Generate a manifest DataFrame by discovering recordings from OpenNeuro.

This implementation queries OpenNeuro S3 and parses BIDS-compliant filenames to discover recordings for the pipeline modality.

Parameters:
  • raw_dir (Path) – Raw data directory assigned to this brainset

  • args (Optional[Namespace]) – Pipeline-specific arguments parsed from the command line

Returns:

  • subject_id: Subject identifier (e.g., ‘sub-01’)

  • recording_id: Recording identifier (index)

  • s3_url: S3 URL for downloading

Return type:

DataFrame with columns

download(manifest_item)[source]#

Download data for a single recording from OpenNeuro S3.

Parameters:

manifest_item – A single row of the manifest

Return type:

Series

Returns:

Series containing subject_id, recording_id, s3_url, latest_snapshot_tag, age, sex, and species.

process_common(download_output)[source]#

Process data files and create a Data object.
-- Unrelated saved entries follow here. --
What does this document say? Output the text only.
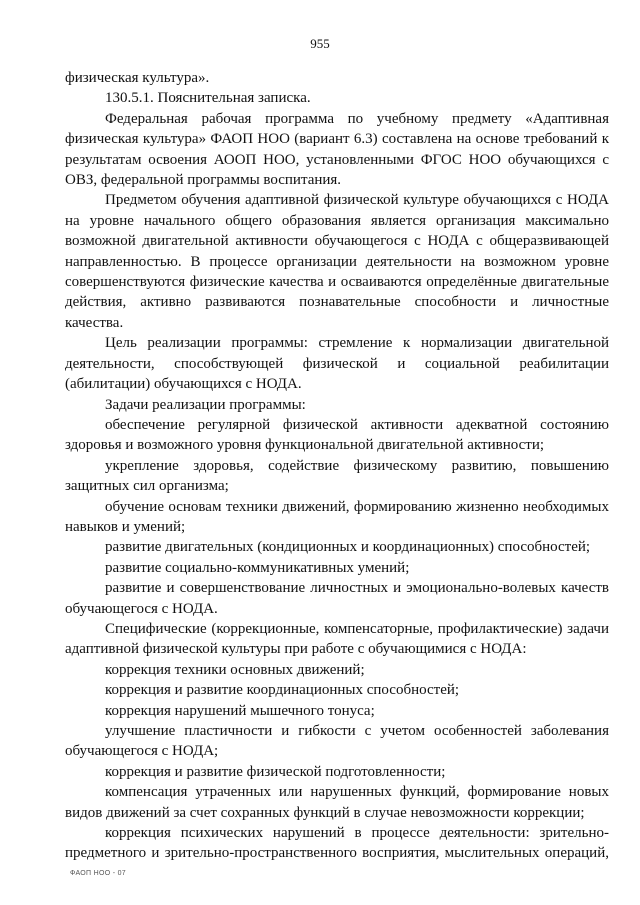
955

физическая культура».

130.5.1. Пояснительная записка.

Федеральная рабочая программа по учебному предмету «Адаптивная физическая культура» ФАОП НОО (вариант 6.3) составлена на основе требований к результатам освоения АООП НОО, установленными ФГОС НОО обучающихся с ОВЗ, федеральной программы воспитания.

Предметом обучения адаптивной физической культуре обучающихся с НОДА на уровне начального общего образования является организация максимально возможной двигательной активности обучающегося с НОДА с общеразвивающей направленностью. В процессе организации деятельности на возможном уровне совершенствуются физические качества и осваиваются определённые двигательные действия, активно развиваются познавательные способности и личностные качества.

Цель реализации программы: стремление к нормализации двигательной деятельности, способствующей физической и социальной реабилитации (абилитации) обучающихся с НОДА.

Задачи реализации программы:

обеспечение регулярной физической активности адекватной состоянию здоровья и возможного уровня функциональной двигательной активности;

укрепление здоровья, содействие физическому развитию, повышению защитных сил организма;

обучение основам техники движений, формированию жизненно необходимых навыков и умений;

развитие двигательных (кондиционных и координационных) способностей;

развитие социально-коммуникативных умений;

развитие и совершенствование личностных и эмоционально-волевых качеств обучающегося с НОДА.

Специфические (коррекционные, компенсаторные, профилактические) задачи адаптивной физической культуры при работе с обучающимися с НОДА:

коррекция техники основных движений;

коррекция и развитие координационных способностей;

коррекция нарушений мышечного тонуса;

улучшение пластичности и гибкости с учетом особенностей заболевания обучающегося с НОДА;

коррекция и развитие физической подготовленности;

компенсация утраченных или нарушенных функций, формирование новых видов движений за счет сохранных функций в случае невозможности коррекции;

коррекция психических нарушений в процессе деятельности: зрительно-предметного и зрительно-пространственного восприятия, мыслительных операций,

ФАОП НОО - 07
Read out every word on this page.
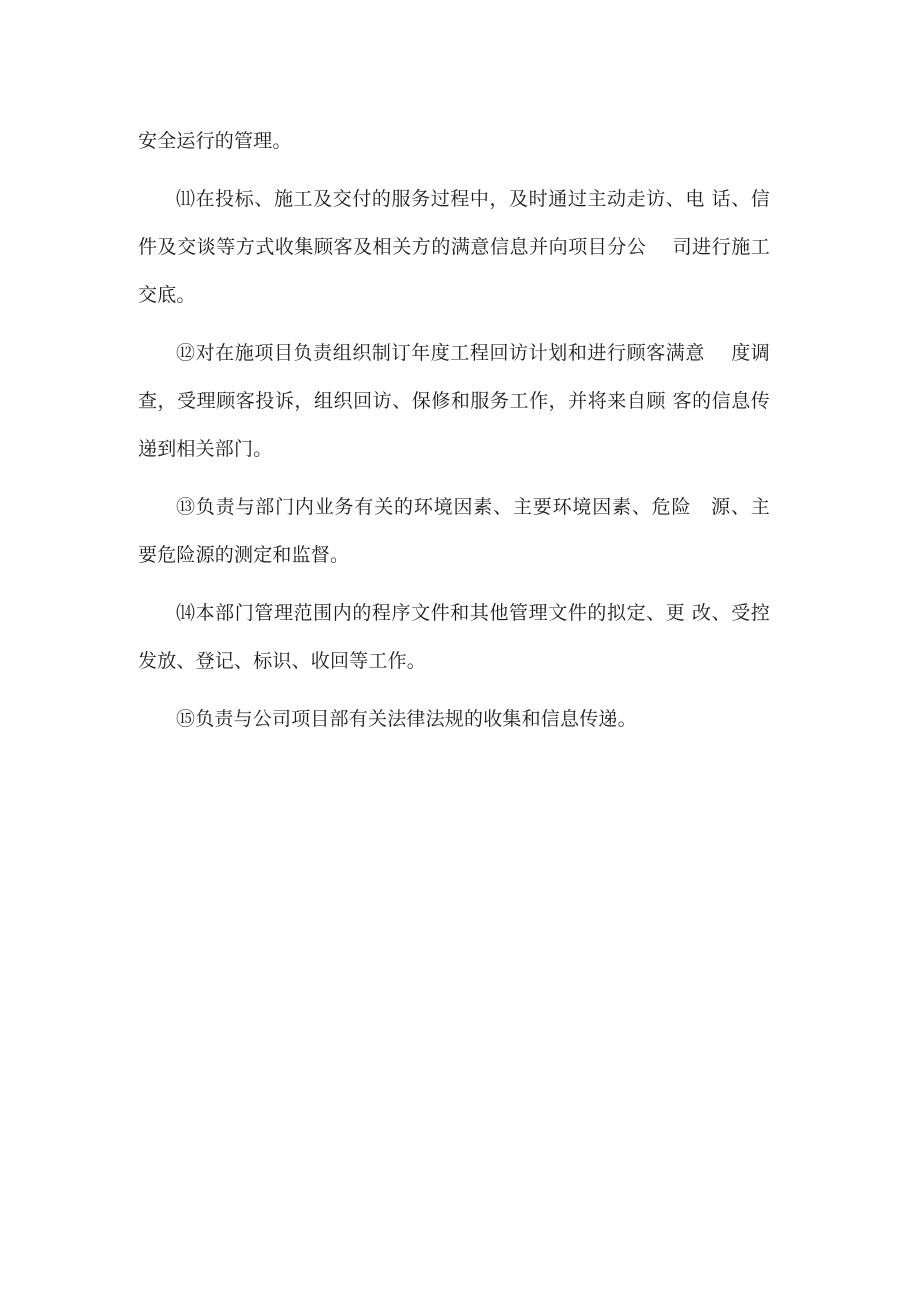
安全运行的管理。

⑾在投标、施工及交付的服务过程中，及时通过主动走访、电 话、信件及交谈等方式收集顾客及相关方的满意信息并向项目分公　 司进行施工交底。

⑫对在施项目负责组织制订年度工程回访计划和进行顾客满意　 度调查，受理顾客投诉，组织回访、保修和服务工作，并将来自顾 客的信息传递到相关部门。

⑬负责与部门内业务有关的环境因素、主要环境因素、危险　源、主要危险源的测定和监督。

⒁本部门管理范围内的程序文件和其他管理文件的拟定、更 改、受控发放、登记、标识、收回等工作。

⑮负责与公司项目部有关法律法规的收集和信息传递。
This method handles common OpenNeuro processing tasks: 1. Loads BIDS-structured data files using MNE-BIDS 2. Extracts metadata (subject, session, device, brainset descriptions) 3. Extracts signal and channel information 5. Creates a Data object

Parameters:

download_output (Series) – Series returned by download()

Return type:

Optional[tuple[Data, Path]]

Returns:

Tuple of (data, store_path), or None if processing is skipped.

process(download_output)[source]#

Process and save the dataset.

Default implementation calls _process_common() and persists the result. Subclasses can override to add dataset-specific processing.

Parameters:

download_output (Series) – Series returned by download()

Return type:

None

get_channel_name_remapping(recording_id=None)[source]#

Return channel name remapping for a given recording.

Override this method to provide per-recording channel name remappings. The default implementation returns the class-level CHANNEL_NAME_REMAPPING attribute.

Parameters:

recording_id (str | None) – The recording identifier

Return type:

Optional[dict[str, str]]

Returns:

Mapping from original channel names to standardized names, or None.

get_type_channels_remapping(recording_id=None)[source]#

Return channel type remapping for a given recording.

Override this method to provide per-recording channel type remappings. The default implementation returns the class-level TYPE_CHANNELS_REMAPPING attribute.

Parameters:

recording_id (str | None) – The recording identifier

Return type:

Optional[dict[str, list[str]]]

Returns:

Mapping from channel type to channel name list, or None.